18:59:18 EJECT -> ejecting tape from /dev/nsa0
18:59:18 STATUS -> currently loaded slot = 4
-> currently loaded barcode = ""
18:59:18 EJECT -> moving tape from drive 0 to storage slot 4
18:59:18 Running: try_eject_device /dev/nsa0
18:59:32 Exit code: 0
18:59:32 Running: /usr/local/sbin/mtx unload 4 0
18:59:40 Exit code: 0
Stdout:
Unloading drive 0 into Storage Element 4...done
18:59:40 -> status 0, result "Unloading drive 0 into Storage Element 4...done"
18:59:40 Exit (0) -> 4 tape:/dev/nsa0
1234310380.434458: unknown: pid 22255 ruid 90 euid 90 version 2.6.1: at Tue Feb 10 18:59:40 2009
1234310380.434544: unknown: pid 22255 finish time Tue Feb 10 18:59:40 2009

dustin
February 10th, 2009, 04:18 PM
Great!

As far as which slot was actually ejected, that's kind of a messy notion.

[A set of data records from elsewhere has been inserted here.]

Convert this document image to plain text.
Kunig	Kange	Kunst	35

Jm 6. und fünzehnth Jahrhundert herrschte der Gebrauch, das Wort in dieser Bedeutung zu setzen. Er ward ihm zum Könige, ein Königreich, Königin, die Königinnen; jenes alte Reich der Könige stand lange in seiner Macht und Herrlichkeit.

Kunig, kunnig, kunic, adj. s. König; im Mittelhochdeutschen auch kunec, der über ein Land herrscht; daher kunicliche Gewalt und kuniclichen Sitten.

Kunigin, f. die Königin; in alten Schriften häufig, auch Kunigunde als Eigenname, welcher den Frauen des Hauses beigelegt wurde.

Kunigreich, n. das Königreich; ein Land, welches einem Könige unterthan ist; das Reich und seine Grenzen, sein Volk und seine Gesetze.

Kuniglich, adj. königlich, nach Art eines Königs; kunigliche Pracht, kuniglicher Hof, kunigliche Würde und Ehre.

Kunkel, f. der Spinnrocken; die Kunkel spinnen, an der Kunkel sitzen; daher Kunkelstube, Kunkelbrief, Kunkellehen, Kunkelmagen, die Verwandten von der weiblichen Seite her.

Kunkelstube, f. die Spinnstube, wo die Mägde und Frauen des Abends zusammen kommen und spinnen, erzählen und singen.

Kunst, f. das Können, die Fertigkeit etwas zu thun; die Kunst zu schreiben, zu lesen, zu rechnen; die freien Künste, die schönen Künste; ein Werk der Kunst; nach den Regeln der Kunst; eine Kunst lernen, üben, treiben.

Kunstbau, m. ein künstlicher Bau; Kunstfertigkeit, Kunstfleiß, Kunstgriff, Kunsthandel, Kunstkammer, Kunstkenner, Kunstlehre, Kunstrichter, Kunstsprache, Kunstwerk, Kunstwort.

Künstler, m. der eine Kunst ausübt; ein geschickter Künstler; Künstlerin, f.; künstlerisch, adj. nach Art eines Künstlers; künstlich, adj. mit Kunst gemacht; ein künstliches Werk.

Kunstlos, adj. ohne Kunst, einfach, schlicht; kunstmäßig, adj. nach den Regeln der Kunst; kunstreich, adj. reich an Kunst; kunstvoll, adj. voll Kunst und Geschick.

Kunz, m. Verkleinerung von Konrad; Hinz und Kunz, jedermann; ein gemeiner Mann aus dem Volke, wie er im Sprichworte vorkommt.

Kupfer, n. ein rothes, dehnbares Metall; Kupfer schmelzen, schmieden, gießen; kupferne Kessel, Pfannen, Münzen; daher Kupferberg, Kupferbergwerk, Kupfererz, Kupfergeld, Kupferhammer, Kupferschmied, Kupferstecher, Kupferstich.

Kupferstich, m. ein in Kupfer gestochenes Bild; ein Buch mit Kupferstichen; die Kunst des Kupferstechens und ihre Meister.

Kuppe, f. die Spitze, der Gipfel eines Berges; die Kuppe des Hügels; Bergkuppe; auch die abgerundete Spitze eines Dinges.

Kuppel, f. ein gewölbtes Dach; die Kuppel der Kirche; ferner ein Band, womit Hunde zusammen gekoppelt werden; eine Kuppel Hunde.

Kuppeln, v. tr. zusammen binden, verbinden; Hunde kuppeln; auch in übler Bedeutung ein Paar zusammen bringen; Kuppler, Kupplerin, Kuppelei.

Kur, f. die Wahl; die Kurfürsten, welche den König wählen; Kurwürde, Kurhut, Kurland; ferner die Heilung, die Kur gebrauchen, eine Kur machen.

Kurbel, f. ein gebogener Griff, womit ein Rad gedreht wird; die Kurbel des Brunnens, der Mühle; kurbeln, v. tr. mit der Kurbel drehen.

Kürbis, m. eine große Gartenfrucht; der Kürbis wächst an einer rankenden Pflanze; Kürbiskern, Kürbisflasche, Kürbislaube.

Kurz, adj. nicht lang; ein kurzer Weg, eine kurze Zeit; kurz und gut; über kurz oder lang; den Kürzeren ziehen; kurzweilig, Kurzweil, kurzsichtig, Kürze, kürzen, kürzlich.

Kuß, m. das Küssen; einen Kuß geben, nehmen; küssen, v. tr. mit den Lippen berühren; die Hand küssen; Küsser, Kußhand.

The *drive* was ejected, but what the changer did with that volume is unspecified -- it may still be halfway-inserted in the drive; it may be back in slot 4; it may be in the robot arm .. so the new changer API prefers not to make any representations.

David.Boyd@insightbb.com
February 24th, 2009, 09:37 AM
Will these patches (chg-glue and compat.pm) be included in a near future snapshot?

dustin
February 24th, 2009, 10:41 AM
They have already been committed.

David.Boyd@insightbb.com
February 24th, 2009, 12:58 PM
Maybe I'm missing something here.

The amanda-2.6.1-20090223 that I just configured and installed is missing subroutines "do_clean" and "do_eject" in /usr/local/libexec/amanda/chg-glue and is missing subroutine "eject" in /usr/local/lib/perl5/site_perl/5.8.9/Amanda/Changer/compat.pm.

The source file amanda-20090223/changer-src/chg-glue.pl is dated December 16.

The source file amanda-20090223/perl/Amanda/Changer/compat.pm is dated February 19.

Please forgive me if I'm just too dumb to figure this out.

I restored the aforementioned subroutines to the two programs and now things appear to work.

dustin
February 24th, 2009, 01:44 PM
sorry, I forgot to merge it to the 2.6.1 branch. Merged now - r1706

E-RPM SOFT COM
August 9th, 2009, 03:32 PM
Great! I look forward to deploying 2.6.1 on all of our tape servers!